Hai delle emozioni riguardo al premio ottenuto? Sei entusiasta del premio?

Non posso nascondere che è sempre una grande emozione ricevere un riconoscimento, e che il proprio nome compaia insieme a quello di altri bravi autori. È un grande onore ed è motivo di orgoglio che la mia poesia “Quale sarà il senso del tempo” abbia ricevuto questo riconoscimento il 2° Premio con titolo di Eccellenza alla I Edizione del Premio Letterario Scrittori sotto i riflettori 2019.

4.Pensi che sia importante per un autore rumeno di partecipare a concorsi letterari internazionali?
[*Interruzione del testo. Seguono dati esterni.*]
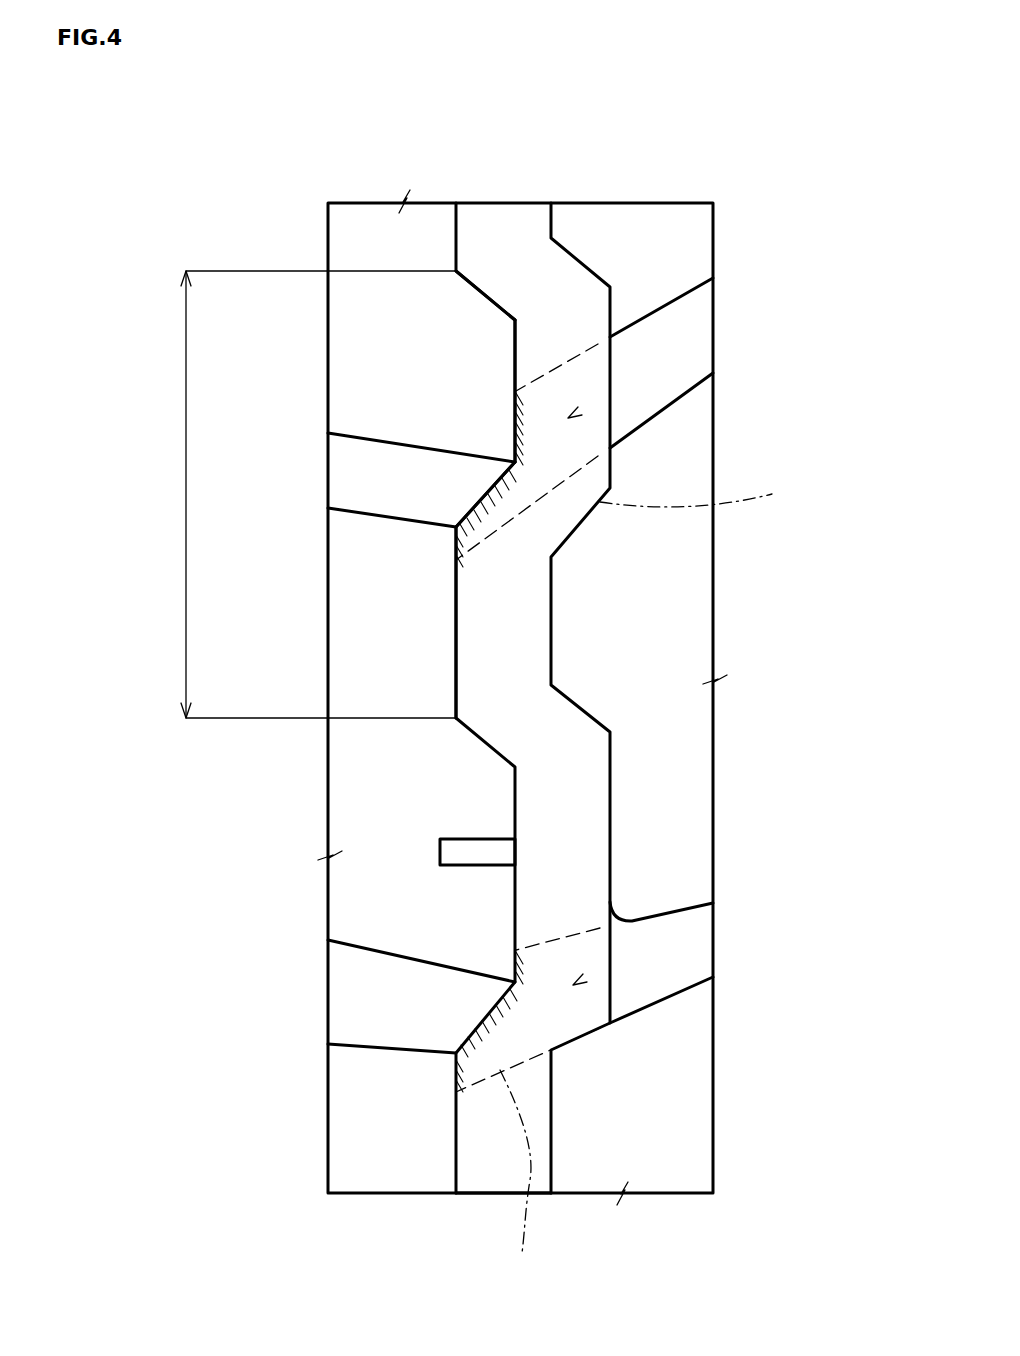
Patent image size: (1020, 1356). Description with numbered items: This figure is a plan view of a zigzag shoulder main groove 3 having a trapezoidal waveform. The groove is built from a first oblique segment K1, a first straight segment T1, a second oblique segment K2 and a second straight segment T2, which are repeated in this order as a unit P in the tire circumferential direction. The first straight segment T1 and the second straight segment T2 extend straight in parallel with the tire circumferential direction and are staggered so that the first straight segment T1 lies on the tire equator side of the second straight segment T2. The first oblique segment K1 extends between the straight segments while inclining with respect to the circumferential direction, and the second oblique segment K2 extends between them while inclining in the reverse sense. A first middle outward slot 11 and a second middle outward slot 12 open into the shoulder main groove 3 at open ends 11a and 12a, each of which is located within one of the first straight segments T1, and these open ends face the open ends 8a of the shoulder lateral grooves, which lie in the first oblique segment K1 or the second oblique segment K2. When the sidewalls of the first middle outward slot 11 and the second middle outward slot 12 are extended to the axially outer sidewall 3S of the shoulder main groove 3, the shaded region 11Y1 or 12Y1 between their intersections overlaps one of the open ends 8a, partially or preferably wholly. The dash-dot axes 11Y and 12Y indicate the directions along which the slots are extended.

The shoulder main groove 3 is at (513, 238).
The axially outer sidewall of the shoulder main groove 3S is at (470, 1160).
The open end of the shoulder lateral groove 8a is at (468, 510).
The first middle outward slot 11 is at (660, 913).
The open end of the first middle outward slot 11a is at (605, 1005).
The axis of first wiring 11Y is at (524, 1176).
The region between intersections of the first middle outward slot sidewalls 11Y1 is at (573, 985).
The second middle outward slot 12 is at (678, 293).
The open end of the second middle outward slot 12a is at (597, 345).
The axis of second wiring 12Y is at (711, 494).
The region between intersections of the second middle outward slot sidewalls 12Y1 is at (568, 418).
The first oblique segment K1 is at (487, 297).
The second oblique segment K2 is at (512, 470).
The first straight segment T1 is at (515, 368).
The second straight segment T2 is at (457, 650).
The unit P is at (315, 494).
Perché?

È mia opinione che partecipare a dei concorsi letterari sia per un autore un modo per farsi conoscere e confrontarsi con altri bravi autori, sempre che ci sia un lavoro competente di una giuria seria.

5.Quali sono i suoi punti di riferimento nella letteratura?

La letteratura italiana dal XII e XIII secolo una letteratura molto ricca e costruttiva.

Chi è il suo scrittore di riferimento ?

Non ho uno scrittore di riferimento, il mio scrittore è chiunque scriva in diverse forme e generi, e sappia usare un linguaggio (narrativa o poesia) per esprimere emozioni e immagini.

7.Cosa pensi che dovrebbe essere fatto per gli scrittori? Cosa manca per la loro promozione? Consiglia tre libri da leggere.

Sentirsi o essere scrittori.  Uno scrittore, si presume, che legga in continuazione per documentarsi anche su chi lo porterà alla pubblicazione e distribuzione del suo libro. Consigli su cosa leggere? Leggete ciò che più vi piace è benessere del sapere.

Che messaggio vuoi trasmettere ai lettori?

La lettura funge da supporto alla vita, ci accompagna ad accrescere nello spirito permettendoci di confrontare le nostre realtà con altre.

9.Considera che esiste una relazione tra la scrittura e la società  tenendo conto delle influenze politiche e culturali?

La domanda è abbastanza complessa come dare una risposta obiettiva. Diciamo che la società, nelle sue varie componenti socio-culturali-politiche, e soprattutto educativi, sono chiamati a confrontarsi costantemente con l’universo della scrittura.

10.Prossimamente…

Due lavori, uno spero nel 2020 e uno per 2021.